So, one thing I’ve wanted to do on this blog is to be able to get some Quick tips out to readers who are interested in small things I might have run across while implementing PowerApps. So, without further ado, welcome to the PowerApps Tip Corner! No, it’s not an awesome name, and I’ll probably rename it in the future, but for now….

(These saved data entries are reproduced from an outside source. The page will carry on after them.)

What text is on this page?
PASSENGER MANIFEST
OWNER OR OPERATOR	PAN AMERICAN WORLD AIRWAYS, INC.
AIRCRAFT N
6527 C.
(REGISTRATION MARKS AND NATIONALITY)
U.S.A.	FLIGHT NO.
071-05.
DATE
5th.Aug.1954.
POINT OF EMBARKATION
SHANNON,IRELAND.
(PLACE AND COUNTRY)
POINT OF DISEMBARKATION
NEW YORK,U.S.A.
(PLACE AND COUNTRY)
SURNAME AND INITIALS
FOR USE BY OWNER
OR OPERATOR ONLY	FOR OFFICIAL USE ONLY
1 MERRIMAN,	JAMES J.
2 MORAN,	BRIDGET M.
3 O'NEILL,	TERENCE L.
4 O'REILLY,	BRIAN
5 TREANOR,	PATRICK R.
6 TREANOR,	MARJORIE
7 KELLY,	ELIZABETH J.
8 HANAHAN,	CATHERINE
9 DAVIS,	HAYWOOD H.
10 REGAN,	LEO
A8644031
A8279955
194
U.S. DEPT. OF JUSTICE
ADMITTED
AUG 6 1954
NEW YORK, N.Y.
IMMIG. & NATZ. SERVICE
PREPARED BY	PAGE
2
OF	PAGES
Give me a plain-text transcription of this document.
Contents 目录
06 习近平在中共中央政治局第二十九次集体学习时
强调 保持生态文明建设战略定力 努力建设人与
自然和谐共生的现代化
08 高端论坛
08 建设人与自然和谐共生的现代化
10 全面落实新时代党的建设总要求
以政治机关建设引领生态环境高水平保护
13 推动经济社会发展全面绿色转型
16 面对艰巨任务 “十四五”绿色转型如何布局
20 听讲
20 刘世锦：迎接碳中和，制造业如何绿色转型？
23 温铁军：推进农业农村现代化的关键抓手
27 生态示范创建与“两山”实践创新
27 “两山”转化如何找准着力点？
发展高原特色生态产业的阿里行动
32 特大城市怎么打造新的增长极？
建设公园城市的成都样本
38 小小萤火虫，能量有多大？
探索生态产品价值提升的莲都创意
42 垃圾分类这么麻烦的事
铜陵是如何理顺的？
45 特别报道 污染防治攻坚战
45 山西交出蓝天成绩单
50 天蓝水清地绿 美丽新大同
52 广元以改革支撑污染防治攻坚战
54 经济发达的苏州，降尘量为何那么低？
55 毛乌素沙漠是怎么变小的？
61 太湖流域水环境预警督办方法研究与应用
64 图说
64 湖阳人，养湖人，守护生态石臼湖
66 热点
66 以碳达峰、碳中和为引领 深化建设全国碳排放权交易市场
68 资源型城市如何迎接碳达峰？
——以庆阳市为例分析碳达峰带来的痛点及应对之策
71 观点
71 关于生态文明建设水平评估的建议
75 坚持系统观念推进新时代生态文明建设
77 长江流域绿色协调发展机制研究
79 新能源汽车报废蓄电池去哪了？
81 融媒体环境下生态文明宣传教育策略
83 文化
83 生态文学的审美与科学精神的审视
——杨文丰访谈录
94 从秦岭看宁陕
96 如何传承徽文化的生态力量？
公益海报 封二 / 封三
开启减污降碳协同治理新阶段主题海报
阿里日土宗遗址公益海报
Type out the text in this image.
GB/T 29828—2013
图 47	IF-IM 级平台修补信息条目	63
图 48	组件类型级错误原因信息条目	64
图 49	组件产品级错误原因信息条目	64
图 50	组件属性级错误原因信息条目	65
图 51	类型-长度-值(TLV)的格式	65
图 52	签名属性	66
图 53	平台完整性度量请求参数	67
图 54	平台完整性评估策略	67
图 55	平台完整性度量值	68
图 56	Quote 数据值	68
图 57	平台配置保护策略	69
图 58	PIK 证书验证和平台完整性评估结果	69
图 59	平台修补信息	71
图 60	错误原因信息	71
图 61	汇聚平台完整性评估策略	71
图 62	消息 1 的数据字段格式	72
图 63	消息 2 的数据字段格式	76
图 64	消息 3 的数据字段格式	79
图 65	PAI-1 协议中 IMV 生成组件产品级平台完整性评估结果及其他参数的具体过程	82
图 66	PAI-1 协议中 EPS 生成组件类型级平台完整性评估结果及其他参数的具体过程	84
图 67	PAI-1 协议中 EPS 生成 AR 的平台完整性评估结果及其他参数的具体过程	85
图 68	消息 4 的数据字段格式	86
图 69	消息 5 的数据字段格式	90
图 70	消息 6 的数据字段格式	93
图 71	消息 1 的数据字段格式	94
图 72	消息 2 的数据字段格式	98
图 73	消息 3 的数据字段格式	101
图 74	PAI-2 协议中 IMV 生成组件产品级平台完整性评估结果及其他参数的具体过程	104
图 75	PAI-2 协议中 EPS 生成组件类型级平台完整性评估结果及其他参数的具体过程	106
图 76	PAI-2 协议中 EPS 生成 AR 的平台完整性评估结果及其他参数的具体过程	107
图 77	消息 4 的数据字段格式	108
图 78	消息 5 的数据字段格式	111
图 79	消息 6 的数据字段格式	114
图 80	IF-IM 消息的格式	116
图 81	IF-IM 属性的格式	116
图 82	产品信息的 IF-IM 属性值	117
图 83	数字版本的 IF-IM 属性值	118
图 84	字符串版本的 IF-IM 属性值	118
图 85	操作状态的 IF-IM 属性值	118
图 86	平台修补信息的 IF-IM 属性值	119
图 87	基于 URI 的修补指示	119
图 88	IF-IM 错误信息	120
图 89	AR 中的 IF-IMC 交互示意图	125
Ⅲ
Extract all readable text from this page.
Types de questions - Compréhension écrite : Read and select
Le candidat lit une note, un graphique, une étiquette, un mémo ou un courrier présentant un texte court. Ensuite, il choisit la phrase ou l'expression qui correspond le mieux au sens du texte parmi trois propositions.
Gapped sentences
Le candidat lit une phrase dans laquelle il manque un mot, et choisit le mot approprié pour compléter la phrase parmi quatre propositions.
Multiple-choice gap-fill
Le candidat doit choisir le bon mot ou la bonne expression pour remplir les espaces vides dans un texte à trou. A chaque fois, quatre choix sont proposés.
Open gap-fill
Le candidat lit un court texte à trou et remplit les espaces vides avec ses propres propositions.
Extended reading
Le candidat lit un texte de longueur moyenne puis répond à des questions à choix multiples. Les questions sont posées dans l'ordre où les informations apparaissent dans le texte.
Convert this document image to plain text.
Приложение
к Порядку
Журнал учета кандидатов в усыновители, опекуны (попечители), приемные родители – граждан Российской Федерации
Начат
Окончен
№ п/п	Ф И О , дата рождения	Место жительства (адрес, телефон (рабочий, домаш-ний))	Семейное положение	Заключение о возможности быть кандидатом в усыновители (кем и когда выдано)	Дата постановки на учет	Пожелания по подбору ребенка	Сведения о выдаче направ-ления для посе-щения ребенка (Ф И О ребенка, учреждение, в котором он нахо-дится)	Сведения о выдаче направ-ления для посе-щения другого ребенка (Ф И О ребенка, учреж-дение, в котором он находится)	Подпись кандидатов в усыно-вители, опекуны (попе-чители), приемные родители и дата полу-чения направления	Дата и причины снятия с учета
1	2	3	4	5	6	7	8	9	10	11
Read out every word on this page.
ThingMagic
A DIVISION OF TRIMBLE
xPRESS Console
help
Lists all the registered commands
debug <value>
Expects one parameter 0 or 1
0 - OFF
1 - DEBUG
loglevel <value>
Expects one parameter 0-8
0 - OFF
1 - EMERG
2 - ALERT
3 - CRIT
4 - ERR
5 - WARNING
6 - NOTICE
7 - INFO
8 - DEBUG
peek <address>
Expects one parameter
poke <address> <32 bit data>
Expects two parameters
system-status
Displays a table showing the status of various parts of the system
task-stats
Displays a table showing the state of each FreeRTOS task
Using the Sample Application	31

You may need to query a data source that has more than 500 rows.. It can happen 🙂
So, an minor annoying thing with PowerApps right now is the inability to query past the first 500 records of a data source. For this particular tip, I will be focusing on SharePoint, mostly because I ran into this exact situation. Here was my problem:
I needed the ability to filter certain records by a Choice column that allowed multiple values (PowerApps does not currently support Multiple Choice columns). So, I migrated the data in those columns into a multiple line column. Great! This means I could now filter these by using the ‘in’ operator: For example:
Filter(‘MySPList’, “FilterValue” in Multilinestringfield)
But, this brought another issue: The 500 item limit. What happens is, PowerApps will only query the first 500 items in the SharePoint list, and will not bring back any results past 500. (Note: my SP List had 750 items).
Ugh… So, Microsoft has been working on getting around this, by allowing you to delegate certain operands back to SharePoint, so it can do the processing. This will allow you to get past the 500 item limit!
But…. The only operands that currently supported for this are the ‘=’ and the ‘StartsWith’ operands. Oh, and the columns in SharePoint have to be indexed for these to work. (Guess what type of field you can’t index? That’s right, A multi-line field 🙂 ) So, I’m still out of luck.
It’s not the best solution, but it works..
So, my workaround for this was to leverage the ‘StartsWith’ operand for a different column (Indexed Single line of text), which I could filter to pull in 463 results, and then toss those into a collection. Then I did it again with the rest 🙂
ClearCollect(mycollection, Filter( ‘MySpList’, StartsWith(SingleLineofText, “Filter1” )|| StartsWith(SingleLineofText, “Filter2”)|| StartsWith(SingleLineofText, “Filter 3”)))
This started my Collection, and collected 463 items into my PowerApp. I then followed it up with this command:
Collect(mycollection,, Filter( ‘MySpList’, StartsWith(SingleLineofText, “Filter4” )|| StartsWith(SingleLineofText, “Filter5”)))
This appended my collection with the rest of the items, and now I can perform any query against this collection in the comfort of my PowerApp!
Obviously, this isn’t something you want to do for a list or table with hundreds of thousands, or millions of rows. This is a stopgap to get you over the 500 limit hump. But, you should be prepared for a delay while it pulls in your data. In my case, on a SharePoint list with 750 rows and 70 columns, it adds about 7-8 seconds of load time to the app. You can certainly run this on your ‘OnVisible’ or ‘OnStart’ property of the home screen to help mitigate this delay to your users.